IA et formation, entre fantasmes et réalité
La percée spectaculaire de l'intelligence artificielle dans les usages prend de court le monde de la formation et ouvre une nouvelle frontière aux contours vertigineux. La matinée organisée par le groupe AEF jeudi 16 novembre dernier sur ce sujet devenu incontournable invite à prendre du recul sur une technologie dont les impacts sont encore mal connus.
Par Catherine Trocquemé - Le 17 novembre 2023.
Les technologies nous ont habitués à de soudaines accélérations, parfois difficiles à distinguer du simple buzz. Mais depuis le lancement opportuniste par OpenAI de la version gratuite de son outil ChatGPT il y a un an, l'IA générative s'est imposée dans les usages professionnels avant même de susciter un débat autour de ses implications. A marche forcée, institutionnels, régulateurs et entreprises s'adaptent tant bien que mal à cette technologie en évolution rapide. Pas un jour ne passe sans qu'un de ses nouveaux outils vienne interroger nos métiers, notre cadre juridique, nos modèles économiques mais aussi nos principes éthiques voire ontologiques. Le monde de la formation n'échappe pas à cette course de vitesse tant l'IA questionne nos compétences en tant qu'humain. Lors de la matinée organisée par l'AEF le 16 novembre dernier sur l'IA et la formation, la vision de scientifiques et de chercheurs côtoie celle des organismes de formation, ouvrant des pistes de réflexion, ébauchant des opportunités et relevant des points de vigilance.
Intelligence artificielle ou artifice d'intelligence ?
L'IA va-t-elle remplacer l'humain ? Sans être posée aussi frontalement, cette question hante les imaginaires. Pour tenter d'y répondre, il nous faut mieux connaître le fonctionnement de notre intelligence. En ouverture de la matinée, Pierre-Marie Lledo, directeur du département des neurosciences de l'Institut Pasteur rappelle que notre Neocortex -cette large partie de notre cerveau à l'origine de nos fonctions cognitives- se développe depuis environ 200 millions d'années. « L'IA se développe depuis une soixantaine d'années sur un modèle mimétique en s'appuyant sur des algorithmes de l'IA et des théories inspirées par les linguistes. L'IA est une sorte d'externalisation de la puissance cognitive de l'humain ». Pour autant, nous possédons plusieurs formes d'intelligence et nous sommes mus par le désir d'agir en nous projetant dans un futur souhaitable. Selon le scientifique, nous développerons, avec l'IA, de nouvelles compétences comme nous l'avons fait avec les autres outils que nous avons créés tout au long de notre histoire. « Nous sommes dans une co-évolution ». Le chercheur Denis Cristol est plus circonspect. « L'IA pose des questions éthiques. Ce n'est pas un simple outil. C'est un univers dans lequel on se glisse naturellement sans l'avoir désiré.
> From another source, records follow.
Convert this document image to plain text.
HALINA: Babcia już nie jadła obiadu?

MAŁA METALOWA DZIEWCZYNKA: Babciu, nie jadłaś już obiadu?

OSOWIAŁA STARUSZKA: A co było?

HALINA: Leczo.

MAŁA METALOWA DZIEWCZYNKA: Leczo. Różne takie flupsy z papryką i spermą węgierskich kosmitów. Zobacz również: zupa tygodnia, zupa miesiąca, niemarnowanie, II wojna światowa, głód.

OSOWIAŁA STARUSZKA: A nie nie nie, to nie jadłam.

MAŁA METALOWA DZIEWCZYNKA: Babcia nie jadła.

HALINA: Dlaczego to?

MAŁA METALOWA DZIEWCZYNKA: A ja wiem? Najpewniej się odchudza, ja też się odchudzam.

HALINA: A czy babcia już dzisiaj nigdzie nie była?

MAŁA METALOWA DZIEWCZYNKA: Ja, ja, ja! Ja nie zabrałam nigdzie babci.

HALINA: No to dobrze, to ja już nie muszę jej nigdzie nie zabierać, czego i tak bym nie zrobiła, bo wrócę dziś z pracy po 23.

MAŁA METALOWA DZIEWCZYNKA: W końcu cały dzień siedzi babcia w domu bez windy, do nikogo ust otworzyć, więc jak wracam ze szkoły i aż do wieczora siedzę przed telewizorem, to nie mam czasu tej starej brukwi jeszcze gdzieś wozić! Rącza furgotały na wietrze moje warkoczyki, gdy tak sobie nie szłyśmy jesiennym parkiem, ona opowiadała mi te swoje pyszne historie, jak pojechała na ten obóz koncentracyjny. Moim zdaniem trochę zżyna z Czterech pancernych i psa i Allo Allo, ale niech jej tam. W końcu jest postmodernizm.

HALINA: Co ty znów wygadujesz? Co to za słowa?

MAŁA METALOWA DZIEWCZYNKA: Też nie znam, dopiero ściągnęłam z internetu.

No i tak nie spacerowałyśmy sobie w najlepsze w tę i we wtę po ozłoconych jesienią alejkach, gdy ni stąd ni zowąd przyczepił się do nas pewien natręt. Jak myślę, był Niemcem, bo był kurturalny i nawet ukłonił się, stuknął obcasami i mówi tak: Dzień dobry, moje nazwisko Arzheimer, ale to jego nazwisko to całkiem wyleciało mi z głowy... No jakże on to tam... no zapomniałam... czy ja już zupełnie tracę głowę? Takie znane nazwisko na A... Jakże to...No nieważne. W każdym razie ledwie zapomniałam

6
Dans ce contexte, le formateur doit rester un médiateur, non plus sur les contenus mais sur les process de pensée ».
La formation dépassée par l'IA ?
« Nous avons été surpris par l'ampleur de la vague », admet Joël Ruiz, président du Forum des acteurs de la formation digitale (FFFOD). Dans le même temps, le marché a vu fleurir de nombreuses offres de sensibilisation à l'IA suscitant un nouveau marché à l'instar de la transition écologique avec le danger que la qualité ne soit pas toujours au rendez-vous. Autre point sensible, l'IA accentue une tendance de fond des apprentissages qui change en profondeur l'approche des parcours de formation. « Nous avons besoin, plus que jamais, d'ancrer nos formations dans les situations de travail et d'expérimenter de nouveaux formats », déclare Guillaume Huot, membre du directoire du groupe Cegos. Sur les modèles économiques des organismes de formation, l'impact de l'IA reste encore incertain. Ces outils promettent une meilleure adéquation - et en temps réel-entre les besoins en compétences et l'offre, un levier d'engagement plus fort de la part des apprenants et de réels progrès dans l'évaluation des résultats d'une action de formation. Antoine Amiel, fondateur et dirigeant de Learn Assembly, alerte sur un piège à éviter lors du déploiement de l'IA dans les process de formation. « Il ne faut pas laisser à l'IA la pédagogie mais utiliser ses outils sur toutes les activités annexes et de back office afin de libérer du temps pour l'accompagnement ».